In Middle and early Modern English, there were the words "yea" and "nay".
Yea = Your statement is correct
Nay = Your statement is incorrect
These were used in the way described by the OED:
A. adv. 1.a. Expressing an affirmative reply to a question (or implied question) which doesn't involve a negative: yes.
In older usage yea was considered the proper affirmative reply when the question was framed in the positive, whereas yes was usually
considered to be the proper affirmative reply to a question framed in the negative (see yes adv. 1a); a similar distinction was made between nay and no.
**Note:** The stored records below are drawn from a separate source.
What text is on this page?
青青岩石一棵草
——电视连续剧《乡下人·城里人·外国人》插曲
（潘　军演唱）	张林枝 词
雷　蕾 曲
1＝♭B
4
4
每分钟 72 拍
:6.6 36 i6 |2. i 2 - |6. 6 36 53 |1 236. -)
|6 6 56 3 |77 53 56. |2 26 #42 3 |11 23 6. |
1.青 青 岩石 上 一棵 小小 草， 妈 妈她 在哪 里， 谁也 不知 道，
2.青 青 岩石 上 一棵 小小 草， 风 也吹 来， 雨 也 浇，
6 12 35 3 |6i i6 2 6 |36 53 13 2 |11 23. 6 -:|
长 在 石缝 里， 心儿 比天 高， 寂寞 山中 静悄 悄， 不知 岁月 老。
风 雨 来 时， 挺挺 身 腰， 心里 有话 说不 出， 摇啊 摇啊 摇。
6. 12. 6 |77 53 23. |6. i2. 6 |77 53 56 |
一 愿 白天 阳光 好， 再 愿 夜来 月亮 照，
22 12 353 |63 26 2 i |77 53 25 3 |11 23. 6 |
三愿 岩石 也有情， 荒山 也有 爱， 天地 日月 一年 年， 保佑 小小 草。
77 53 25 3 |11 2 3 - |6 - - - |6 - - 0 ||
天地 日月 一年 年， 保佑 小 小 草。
This distinction became obsolete soon after 1600, and since then yes has been the ordinary affirmative reply to any question positive or negative, and yea has become archaic.
2006 J. Winterson Tanglewreck (2007) 150 Micah turned to
Balthazar. ‘Do you hear it, brother?’ ‘Yea.’
Had the question been ‘Don't you hear it, brother?’ then the answer would have been ‘Yes.’ - and he did hear it.
but to add confusion this guidance was not always followed:
c1384 Bible (Wycliffite, E.V.) (Douce 369(2)) (1850) Matt. xvii. 23 Thei..seiden to hym, Ȝoure maister payeth nat tribute? And he seith, Ȝhe.
[They...said to him. Your master does not pay tribute? And he said, Yea] i.e. My master does not pay tribute.
(In the later version, "yea" was changed to "this", i.e. "what had just been said.")
1999 J. Garnett Baron xxix. 276 ‘Will that not be enough to
rebuild Huntington?’ ‘Yea, but agreement has been delayed.’ Yea = that will not be enough.
Nay a. = no adv.2 1a; used to express negation, dissent, denial, or refusal, in answer to a statement, question, command, etc.**
In older usage nay was usually considered to be the proper negative reply to a question framed in the affirmative (yea would be the correct expression of a positive reply to the same). If the question was framed in the negative, then the proper negative reply would be no (with yes for a positive answer). This usage preserves the sense of nay as stemming from ne ay ‘not yes’. The distinction is explained by Thomas More:
1532 T. More Confut. Tyndales Answere iii. p. clxxxi No answereth the questyon framede by the affyrmatyue..yf a man sholde aske..is an heretyke mete to translate holy scrypture into englyshe..he muste answere nay and not no. But and yf the questyon be asked..Is not an heretyque mete to translate holy scripture into englysh. To this questyon..he muste answere no & not nay.
[No answers the question framed in the affirmative. If a man asks "Is a heretic suitable to translate Holy Scripture into English... He must answer "Nay" and not "No". But if the question is asked "Isn't a heretic suitable to translate Holy Scripture into English... He must answer "No" and not "Nay".]